Children's online privacy

While there is significantly more to be done to protect our data, consumers have never been better apprised of the imperiled state of their privacy. That said, it’s still an acute problem. The air travel equivalent would be when the cabin depressurizes and oxygen masks drop. In the dramatic destabilization that has occurred to our collective privacy over the past 15 years, the trigger event–a mixture of Facebook arrogance and the Equifax breach–has come and gone, but kids have not yet received the crucial attention needed to protect their data.

A recent study shows that nearly 40% of Amazon Prime Day shoppers have actively avoided Alexa-enabled products because they are concerned about the possibility of eavesdropping. Mozilla Firefox now features enhanced tracking protection as a default behavior. And, Apple CEO Tim Cook memorably doubled (if not tripled) down on prioritizing user privacy as the parade of Facebook stories rattled consumers to the core. More recently, New York State introduced legislation to update its data protection and privacy laws, and California’s new privacy law, modeled on the EU’s GDPR, goes into effect January 1, 2020.

Even with all the positive news from the frontlines of protecting consumer information, the safeguarding of children’s data still has a long way to go.

Consider just one recent story. Video-sharing giant YouTube is currently being investigated for the illegal collection of data from users under the age of 13 (competitor service TikTok recently paid $5.7 million in fines for similar practices), and’s Dot Echo is the focus of a class action suit for illegally recording children. A recent study from UC-Berkeley found that 57% of apps listed under Google Play’s “Designed for Families” section collected data on children under the age of 13 in direct violation of COPPA, the Children’s Online Privacy Protection Act.

How Did We Get Here?

Unless you have been living in an upside-down chowder bowl on the bottom of Cape Cod Bay, tracking and trafficking in the online browsing habits of children should come as no surprise. While there’s a massive industry for all user data, from online quizzes to browsing habits to online purchases, kids online worlds make them easy prey for pretty much every monetized online behavior out there.

ISPs, mobile carriers, social media providers, and web browsers are currently making a very healthy profit from the data associated with your day-to-day life, both on- and offline. Children are the Holy Grail for advertisers, and represent a sizable chunk of the consumer market. Their data is just as valuable as those of adults, if not more so.

While children are supposed to be protected under COPPA, the regulations have gone largely unchanged since it was passed in the late 90s, and became the law of the land in 2000. File under: “Man plans, God laughs.” Meanwhile, the Internet made Las Vegas look like a sad, poorly planned desert boom town gone bust. The surveillance economy didn’t exist when COPPA was conceived, and it needs to be updated to address our new world of constant, persistent, near-total exposure.

What is COPPA and Why Is it Failing?

The broad strokes of COPPA are straightforward: Websites aren’t allowed to collect information associated with children under the age of 13 without the express consent of a parent or guardian.
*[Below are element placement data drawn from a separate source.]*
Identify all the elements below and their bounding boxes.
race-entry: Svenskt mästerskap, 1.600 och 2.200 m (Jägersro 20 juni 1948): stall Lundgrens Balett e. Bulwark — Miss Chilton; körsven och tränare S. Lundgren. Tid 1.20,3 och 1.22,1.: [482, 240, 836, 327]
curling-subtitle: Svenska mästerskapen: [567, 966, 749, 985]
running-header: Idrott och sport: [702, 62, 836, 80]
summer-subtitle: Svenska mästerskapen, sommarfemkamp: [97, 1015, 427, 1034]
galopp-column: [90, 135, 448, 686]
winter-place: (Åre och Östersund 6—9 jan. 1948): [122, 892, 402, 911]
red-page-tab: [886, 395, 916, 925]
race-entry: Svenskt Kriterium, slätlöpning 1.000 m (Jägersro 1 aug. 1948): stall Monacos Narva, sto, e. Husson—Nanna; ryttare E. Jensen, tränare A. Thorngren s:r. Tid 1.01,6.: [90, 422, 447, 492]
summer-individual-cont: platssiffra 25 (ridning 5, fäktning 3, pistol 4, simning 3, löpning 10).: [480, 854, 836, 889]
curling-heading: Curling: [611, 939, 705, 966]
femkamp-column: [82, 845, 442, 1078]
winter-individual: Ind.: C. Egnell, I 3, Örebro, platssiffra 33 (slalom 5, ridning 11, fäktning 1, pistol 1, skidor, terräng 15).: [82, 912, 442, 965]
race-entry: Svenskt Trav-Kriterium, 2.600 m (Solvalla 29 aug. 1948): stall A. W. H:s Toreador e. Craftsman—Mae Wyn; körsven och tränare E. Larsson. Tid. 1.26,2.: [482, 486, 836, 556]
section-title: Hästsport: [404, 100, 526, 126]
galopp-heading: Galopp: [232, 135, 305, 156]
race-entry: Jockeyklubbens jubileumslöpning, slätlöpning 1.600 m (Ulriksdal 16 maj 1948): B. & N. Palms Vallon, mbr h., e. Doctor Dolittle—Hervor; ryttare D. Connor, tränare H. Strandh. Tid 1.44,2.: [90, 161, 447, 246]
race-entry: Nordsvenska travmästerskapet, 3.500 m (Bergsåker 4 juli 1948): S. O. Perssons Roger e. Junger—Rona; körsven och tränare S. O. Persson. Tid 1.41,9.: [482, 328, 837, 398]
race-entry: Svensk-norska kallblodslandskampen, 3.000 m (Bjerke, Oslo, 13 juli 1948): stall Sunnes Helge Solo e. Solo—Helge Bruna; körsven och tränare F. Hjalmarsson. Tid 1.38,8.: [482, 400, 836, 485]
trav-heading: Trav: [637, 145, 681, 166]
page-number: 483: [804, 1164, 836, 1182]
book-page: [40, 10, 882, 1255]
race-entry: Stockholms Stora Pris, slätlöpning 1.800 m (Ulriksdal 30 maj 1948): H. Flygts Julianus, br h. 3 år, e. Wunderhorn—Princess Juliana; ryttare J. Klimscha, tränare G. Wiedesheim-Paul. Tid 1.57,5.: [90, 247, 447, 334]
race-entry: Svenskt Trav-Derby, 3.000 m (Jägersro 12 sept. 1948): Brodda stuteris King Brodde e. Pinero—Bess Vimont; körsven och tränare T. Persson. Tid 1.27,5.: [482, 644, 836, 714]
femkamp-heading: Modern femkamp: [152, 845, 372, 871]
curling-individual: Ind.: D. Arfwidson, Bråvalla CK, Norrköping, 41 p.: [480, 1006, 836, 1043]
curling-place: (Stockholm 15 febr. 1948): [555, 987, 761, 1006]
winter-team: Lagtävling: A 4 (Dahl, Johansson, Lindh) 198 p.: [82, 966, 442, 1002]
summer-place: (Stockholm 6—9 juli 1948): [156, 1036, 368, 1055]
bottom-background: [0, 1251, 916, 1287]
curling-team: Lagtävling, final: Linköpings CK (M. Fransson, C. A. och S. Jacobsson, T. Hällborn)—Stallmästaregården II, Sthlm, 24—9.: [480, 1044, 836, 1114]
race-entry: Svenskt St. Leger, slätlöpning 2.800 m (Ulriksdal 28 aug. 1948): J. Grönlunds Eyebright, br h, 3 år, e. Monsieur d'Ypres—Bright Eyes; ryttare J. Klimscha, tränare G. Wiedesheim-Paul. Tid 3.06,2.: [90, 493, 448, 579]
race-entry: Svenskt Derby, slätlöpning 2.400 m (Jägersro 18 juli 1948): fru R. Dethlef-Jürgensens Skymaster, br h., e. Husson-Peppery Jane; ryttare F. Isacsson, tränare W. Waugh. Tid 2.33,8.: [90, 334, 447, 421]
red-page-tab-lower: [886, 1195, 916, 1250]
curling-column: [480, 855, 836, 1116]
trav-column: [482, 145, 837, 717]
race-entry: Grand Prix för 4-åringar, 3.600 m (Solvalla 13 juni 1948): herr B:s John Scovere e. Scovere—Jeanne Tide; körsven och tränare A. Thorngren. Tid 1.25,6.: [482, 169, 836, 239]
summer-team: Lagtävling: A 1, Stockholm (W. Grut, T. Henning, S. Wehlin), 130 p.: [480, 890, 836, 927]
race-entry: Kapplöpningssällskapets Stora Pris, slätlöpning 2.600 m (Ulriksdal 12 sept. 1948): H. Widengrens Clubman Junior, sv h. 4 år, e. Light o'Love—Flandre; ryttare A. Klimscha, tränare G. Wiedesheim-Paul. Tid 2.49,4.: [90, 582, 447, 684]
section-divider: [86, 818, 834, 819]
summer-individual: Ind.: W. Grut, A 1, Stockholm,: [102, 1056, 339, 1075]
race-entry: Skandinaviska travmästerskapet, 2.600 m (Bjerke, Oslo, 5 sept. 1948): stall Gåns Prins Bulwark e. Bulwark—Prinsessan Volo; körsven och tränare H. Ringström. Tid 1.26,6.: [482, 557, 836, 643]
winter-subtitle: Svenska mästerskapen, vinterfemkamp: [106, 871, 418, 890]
While this sounds reasonable, it also contains a major and easily exploited loophole: Namely that there is no liability for non-compliance, for just one instance, if a company or provider is not aware of that this or that information belongs to an underage user. In short, if they don’t ask for the age of the user, they’re off the hook.

When COPPA went into effect, the internet had roughly 361 million users worldwide. For context, Facebook alone currently has 2.38 billion monthly active users. Only 3% of households in 2000 had broadband Internet access, with roughly a third of households being on dial-up internet.

We’ve come a long way (for better and worse). Currently 80% of pre-teens use social media, despite the fact that the most widely-used platforms all prohibit accounts for anyone under 13.

COPPA’s idea of children requiring permission from a parent made more sense when Internet access was mainly accomplished using a land line phone connection. The law neither allowed for nor expected multi-device households, with children able to connect to the Internet via IoT devices, tablets and mobile devices via continuous wireless connection. It didn’t anticipate the rise of “free” apps that would track the activity of every user in exquisite detail. Had the framers of COPPA forseen the advent of the surveillance economy, chances are pretty good they would have been busy chasing seed money in the late ’90s.

Connected devices are designed to be as user friendly as possible, which makes them child accessible. When Disney acquired Fox, that consolidation gave the new larger entity access to giant portfolios of underage-user data. It probably should have been COPPA’s Equifax moment, but if we’re going to keep it real, Equifax probably should have had a Home Depot moment. We live in a time when the profitability of a privacy depredation makes progress hard to come by.

Since it’s no mean feat to determine the age of a user, maybe it’s time to assume users are underage, and be more restrictive with captured data. Whatever happens next, the protection of children’s data is a problem in sore need of solutions as quickly as possible. There is too much at stake.